Liliana Bodoc sostenía que amasar un pan y escribir un cuento pertenecen a la misma tradición del amor. Videla traslada esa idea al plano visual: pintar es una forma de amasar memoria. Cada cuadro funciona como un registro afectivo que busca evitar que esos instantes se disuelvan en la velocidad digital.
En varias obras aparecen referencias directas a maestros de la historia del arte y guiños musicales. La pintura dialoga con la literatura, con la música y con la propia biografía del artista. La memoria personal se transforma en una memoria cultural compartida.
Pintar contra el olvido
El poeta chileno Alejandro Zambra afirma que toda literatura guarda una raíz infantil. En esa misma línea, esta muestra propone recuperar percepciones que el paso del tiempo intenta diluir. No se trata de nostalgia vacía, sino de una decisión consciente: fijar en imágenes aquello que alguna vez nos dio felicidad.

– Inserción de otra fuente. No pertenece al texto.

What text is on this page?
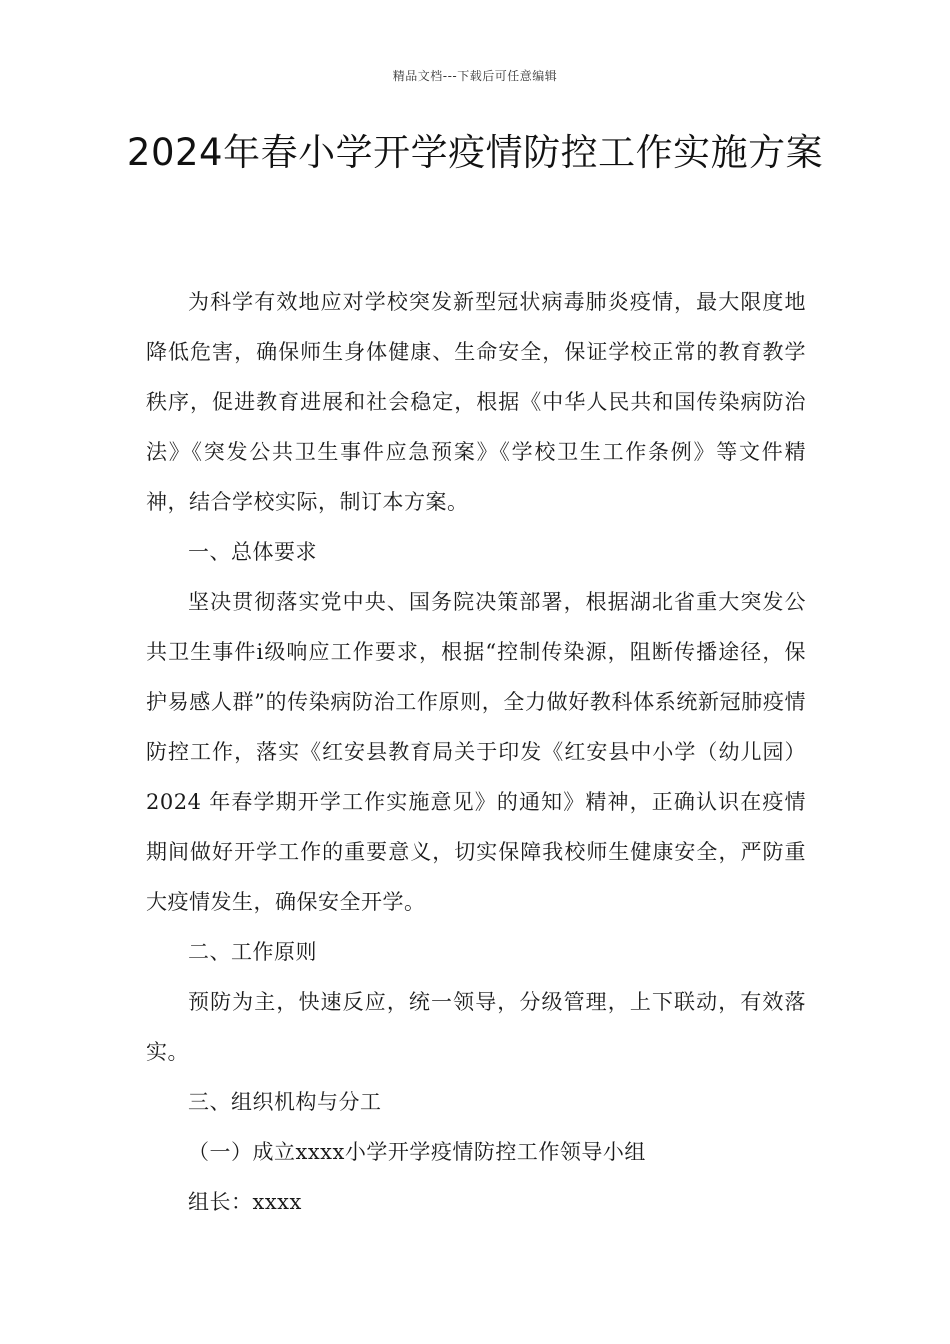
精品文档---下载后可任意编辑
2024年春小学开学疫情防控工作实施方案

为科学有效地应对学校突发新型冠状病毒肺炎疫情，最大限度地降低危害，确保师生身体健康、生命安全，保证学校正常的教育教学秩序，促进教育进展和社会稳定，根据《中华人民共和国传染病防治法》《突发公共卫生事件应急预案》《学校卫生工作条例》等文件精神，结合学校实际，制订本方案。

一、总体要求

坚决贯彻落实党中央、国务院决策部署，根据湖北省重大突发公共卫生事件ⅰ级响应工作要求，根据“控制传染源，阻断传播途径，保护易感人群”的传染病防治工作原则，全力做好教科体系统新冠肺疫情防控工作，落实《红安县教育局关于印发《红安县中小学（幼儿园）2024 年春学期开学工作实施意见》的通知》精神，正确认识在疫情期间做好开学工作的重要意义，切实保障我校师生健康安全，严防重大疫情发生，确保安全开学。

二、工作原则

预防为主，快速反应，统一领导，分级管理，上下联动，有效落实。

三、组织机构与分工

（一）成立xxxx小学开学疫情防控工作领导小组

组长：xxxx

Pintar, en este caso, se vuelve una forma de resistencia. Una manera de sostener lo cotidiano frente a la virtualidad vertiginosa que todo lo vuelve efímero. Las escenas no buscan espectacularidad. Buscan verdad. Buscan ese instante previo al sueño, cuando la voz que lee en voz alta construye mundos invisibles y, al mismo tiempo, profundamente reales.
“Los libros de la buena memoria” también aborda el desafío de la crianza y la inevitable conciencia del paso del tiempo. Registrar lo que se va. Preservar lo que ya no vuelve. Convertir la experiencia familiar en obra artística.
Palabras que se vuelven imagen
La propuesta de Videla invierte el recorrido habitual: aquí las palabras se transforman en imágenes y luego regresan convertidas en relato. Cada pintura narra. Cada escena evoca una historia. Y cada visitante completa el sentido desde su propia memoria.
La muestra rinde homenaje a escritores, ilustradores y músicos que forman parte del universo doméstico del artista. Hay un gesto de gratitud en cada trazo. Un reconocimiento a esas voces que acompañaron la construcción de una ciudad íntima hecha de libros.
En tiempos donde todo parece transitorio, la pintura aparece como ancla. Como acto deliberado de permanencia.
Datos para visitar la muestra
Título: “Los libros de la buena memoria”
Artista: Esteban Pablo Videla
Lugar: Centro Colegiales – Federico Lacroze 2273, Ciudad de Buenos Aires
Inauguración: Viernes 6 de marzo, 19.30 hs
Hasta: 30 de marzo de 2026
Días y horarios: Lunes a viernes de 9 a 21 hs / Sábados de 9 a 13 hs
Entrada: Libre y gratuita
Conviene acercarse a esta muestra con tiempo. Recorrerla completa, detenerse frente a cada tela y permitir que la escena respire. Hay algo en esas imágenes —un libro abierto, la penumbra de una habitación, la complicidad entre quien lee y quien escucha— que despierta recuerdos propios, incluso aquellos que creías archivados.
Para quienes valoran el cruce entre literatura y artes visuales, y para quienes buscan una propuesta con profundidad conceptual y coherencia estética, “Los libros de la buena memoria” es una cita obligada en la agenda cultural de marzo. Una oportunidad concreta de reencontrarse con esa memoria que todavía late detrás de cada historia leída en voz alta.